Tidbits. Because it’s Monday morning and my brain is still asleep.
This weekend, I went to the Jeju Mathematics Festival with my host brother. Almost everyone reading this knows that when it comes to math, I’m on the struggle bus, but I enjoyed the outing to the Jeju International Convention Center (ICC). When I wasn’t looking at math exhibits, I hit up the duty free shops and looked at the citrus fruit for sale. I also got on the right bus that took me straight to my house when I was finished. Thank the Lord for small miracles.
While at the Festival though, I felt my first sense of isolation since coming to Korea. It was almost lunch time, and I wasn’t hungry enough for a full-blown meal. Also, a meal at Craze Burger was around 10,000 won (about $10), so I decided I wasn’t that hungry. Instead I grabbed a smoothie from Dunkin’ Doughnuts and tried to find a place to sit in the food court area.
There was not a single chair or open table to be found.

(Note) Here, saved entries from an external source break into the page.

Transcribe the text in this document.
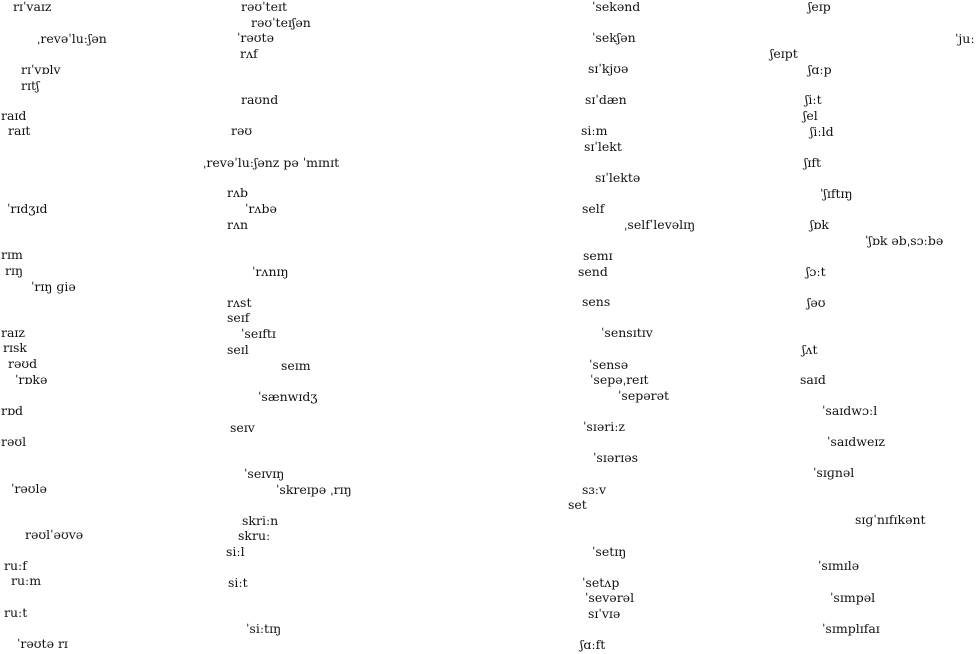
rɪˈvaɪz
ˌrevəˈluːʃən
rɪˈvɒlv
rɪtʃ
raɪd
raɪt
ˈrɪdʒɪd
rɪm
rɪŋ
ˈrɪŋ ɡiə
raɪz
rɪsk
rəʊd
ˈrɒkə
rɒd
rəʊl
ˈrəʊlə
rəʊlˈəʊvə
ruːf
ruːm
ruːt
ˈrəʊtə rɪ
rəʊˈteɪt
rəʊˈteɪʃən
ˈrəʊtə
rʌf
raʊnd
rəʊ
ˌrevəˈluːʃənz pə ˈmɪnɪt
rʌb
ˈrʌbə
rʌn
ˈrʌnɪŋ
rʌst
seɪf
ˈseɪftɪ
seɪl
seɪm
ˈsænwɪdʒ
seɪv
ˈseɪvɪŋ
ˈskreɪpə ˌrɪŋ
skriːn
skruː
siːl
siːt
ˈsiːtɪŋ
ˈsekənd
ˈsekʃən
sɪˈkjʊə
sɪˈdæn
siːm
sɪˈlekt
sɪˈlektə
self
ˌselfˈlevəlɪŋ
semɪ
send
sens
ˈsensɪtɪv
ˈsensə
ˈsepəˌreɪt
ˈsepərət
ˈsɪəriːz
ˈsɪərɪəs
sɜːv
set
ˈsetɪŋ
ˈsetʌp
ˈsevərəl
sɪˈvɪə
ʃɑːft
ʃeɪp
ˈjuː
ʃeɪpt
ʃɑːp
ʃiːt
ʃel
ʃiːld
ʃɪft
ˈʃɪftɪŋ
ʃɒk
ˈʃɒk əbˌsɔːbə
ʃɔːt
ʃəʊ
ʃʌt
saɪd
ˈsaɪdwɔːl
ˈsaɪdweɪz
ˈsɪɡnəl
sɪɡˈnɪfɪkənt
ˈsɪmɪlə
ˈsɪmpəl
ˈsɪmplɪfaɪ
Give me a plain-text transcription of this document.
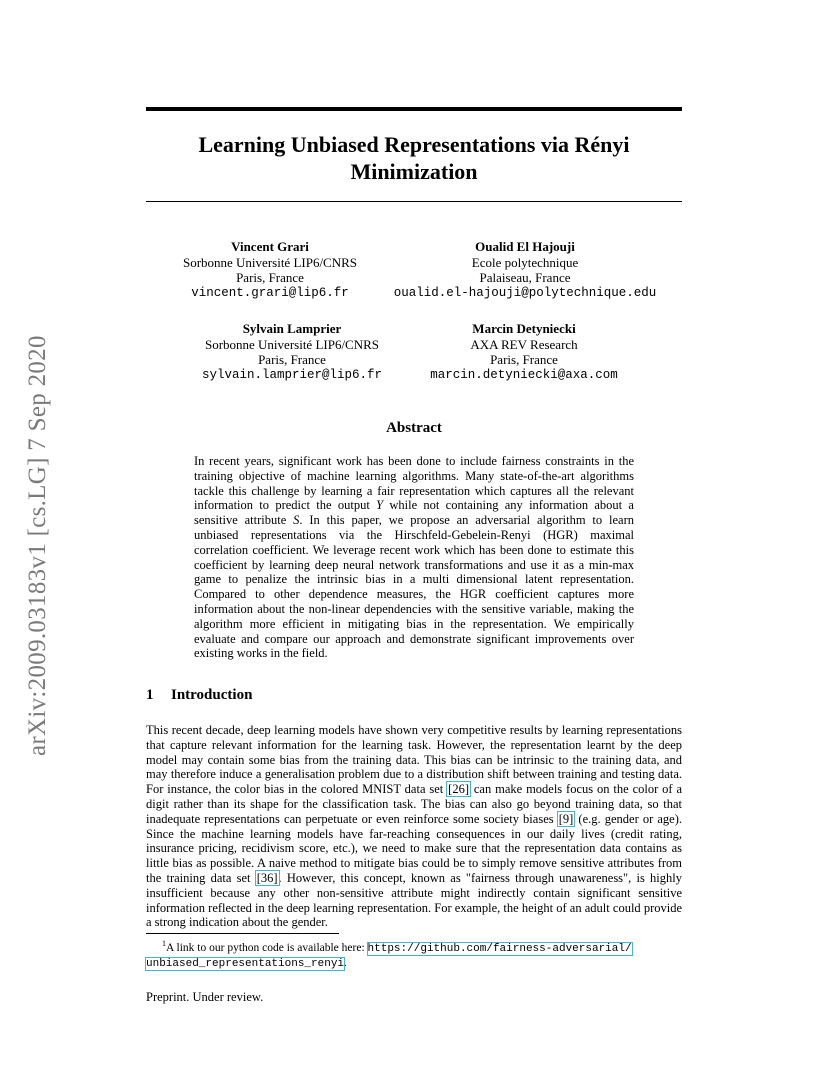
arXiv:2009.03183v1 [cs.LG] 7 Sep 2020
Learning Unbiased Representations via Rényi Minimization
Vincent Grari
Sorbonne Université LIP6/CNRS
Paris, France
vincent.grari@lip6.fr
Oualid El Hajouji
Ecole polytechnique
Palaiseau, France
oualid.el-hajouji@polytechnique.edu
Sylvain Lamprier
Sorbonne Université LIP6/CNRS
Paris, France
sylvain.lamprier@lip6.fr
Marcin Detyniecki
AXA REV Research
Paris, France
marcin.detyniecki@axa.com
Abstract
In recent years, significant work has been done to include fairness constraints in the training objective of machine learning algorithms. Many state-of-the-art algorithms tackle this challenge by learning a fair representation which captures all the relevant information to predict the output Y while not containing any information about a sensitive attribute S. In this paper, we propose an adversarial algorithm to learn unbiased representations via the Hirschfeld-Gebelein-Renyi (HGR) maximal correlation coefficient. We leverage recent work which has been done to estimate this coefficient by learning deep neural network transformations and use it as a min-max game to penalize the intrinsic bias in a multi dimensional latent representation. Compared to other dependence measures, the HGR coefficient captures more information about the non-linear dependencies with the sensitive variable, making the algorithm more efficient in mitigating bias in the representation. We empirically evaluate and compare our approach and demonstrate significant improvements over existing works in the field.
1 Introduction
This recent decade, deep learning models have shown very competitive results by learning representations that capture relevant information for the learning task. However, the representation learnt by the deep model may contain some bias from the training data. This bias can be intrinsic to the training data, and may therefore induce a generalisation problem due to a distribution shift between training and testing data. For instance, the color bias in the colored MNIST data set [26] can make models focus on the color of a digit rather than its shape for the classification task. The bias can also go beyond training data, so that inadequate representations can perpetuate or even reinforce some society biases [9] (e.g. gender or age). Since the machine learning models have far-reaching consequences in our daily lives (credit rating, insurance pricing, recidivism score, etc.), we need to make sure that the representation data contains as little bias as possible. A naive method to mitigate bias could be to simply remove sensitive attributes from the training data set [36]. However, this concept, known as "fairness through unawareness", is highly insufficient because any other non-sensitive attribute might indirectly contain significant sensitive information reflected in the deep learning representation. For example, the height of an adult could provide a strong indication about the gender.
$^1$A link to our python code is available here: https://github.com/fairness-adversarial/
unbiased_representations_renyi.
Preprint. Under review.
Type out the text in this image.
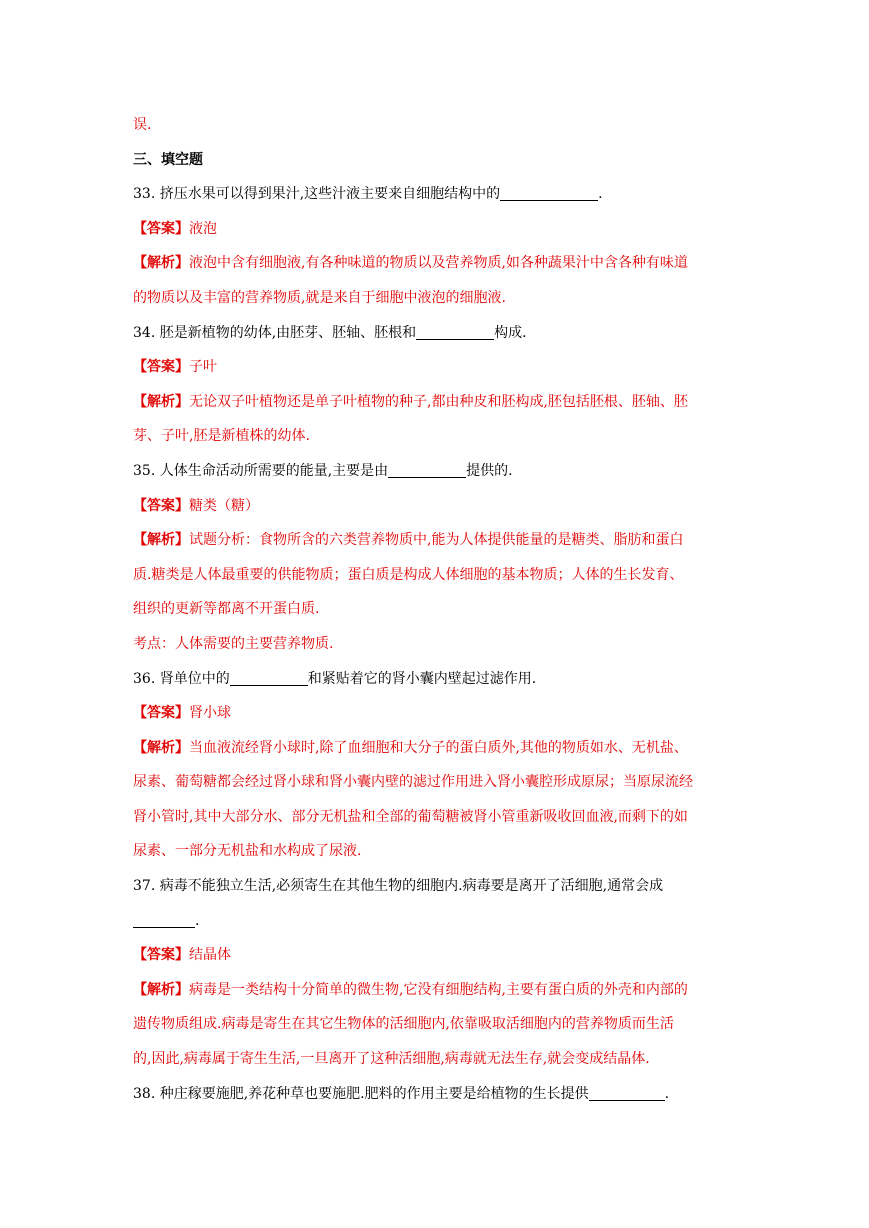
误.

三、填空题

33. 挤压水果可以得到果汁,这些汁液主要来自细胞结构中的	.

【答案】液泡

【解析】液泡中含有细胞液,有各种味道的物质以及营养物质,如各种蔬果汁中含各种有味道

的物质以及丰富的营养物质,就是来自于细胞中液泡的细胞液.

34. 胚是新植物的幼体,由胚芽、胚轴、胚根和	构成.

【答案】子叶

【解析】无论双子叶植物还是单子叶植物的种子,都由种皮和胚构成,胚包括胚根、胚轴、胚

芽、子叶,胚是新植株的幼体.

35. 人体生命活动所需要的能量,主要是由	提供的.

【答案】糖类（糖）

【解析】试题分析：食物所含的六类营养物质中,能为人体提供能量的是糖类、脂肪和蛋白

质.糖类是人体最重要的供能物质；蛋白质是构成人体细胞的基本物质；人体的生长发育、

组织的更新等都离不开蛋白质.

考点：人体需要的主要营养物质.

36. 肾单位中的	和紧贴着它的肾小囊内壁起过滤作用.

【答案】肾小球

【解析】当血液流经肾小球时,除了血细胞和大分子的蛋白质外,其他的物质如水、无机盐、

尿素、葡萄糖都会经过肾小球和肾小囊内壁的滤过作用进入肾小囊腔形成原尿；当原尿流经

肾小管时,其中大部分水、部分无机盐和全部的葡萄糖被肾小管重新吸收回血液,而剩下的如

尿素、一部分无机盐和水构成了尿液.

37. 病毒不能独立生活,必须寄生在其他生物的细胞内.病毒要是离开了活细胞,通常会成

.

【答案】结晶体

【解析】病毒是一类结构十分简单的微生物,它没有细胞结构,主要有蛋白质的外壳和内部的

遗传物质组成.病毒是寄生在其它生物体的活细胞内,依靠吸取活细胞内的营养物质而生活

的,因此,病毒属于寄生生活,一旦离开了这种活细胞,病毒就无法生存,就会变成结晶体.

38. 种庄稼要施肥,养花种草也要施肥.肥料的作用主要是给植物的生长提供	.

So I stood in the back of the food court, alone. I realized that I was the only non-Korean in the convention center and that only a few people spoke fluent English. Even though I knew where I was, I felt lost. Nobody but me and my Dunkin’ Doughnuts.
That night, my host family took me to a restaurant located on Seogwipo’s “Food Street.” All streets should be food streets.
I soon got over myself and the isolation (after about ten minutes) and went on with my weekend. On Sunday, I went to church as usual. Since I ride the church bus, I arrive early for children’s church and then stay for “adult” church. (I’m usually there for about four hours on Sundays). Before the children’s service started, the youth pastor asked if I could “teach the Word of God” in English for three to four minutes.
A Fulbrighter never backs down from a challenge, so I said yes. I taught for about two minutes on Matthew 13:23, the parable of the seeds. The adults and one of the senior pastors thanked me for teaching in English and I hope that somebody, somewhere understood something.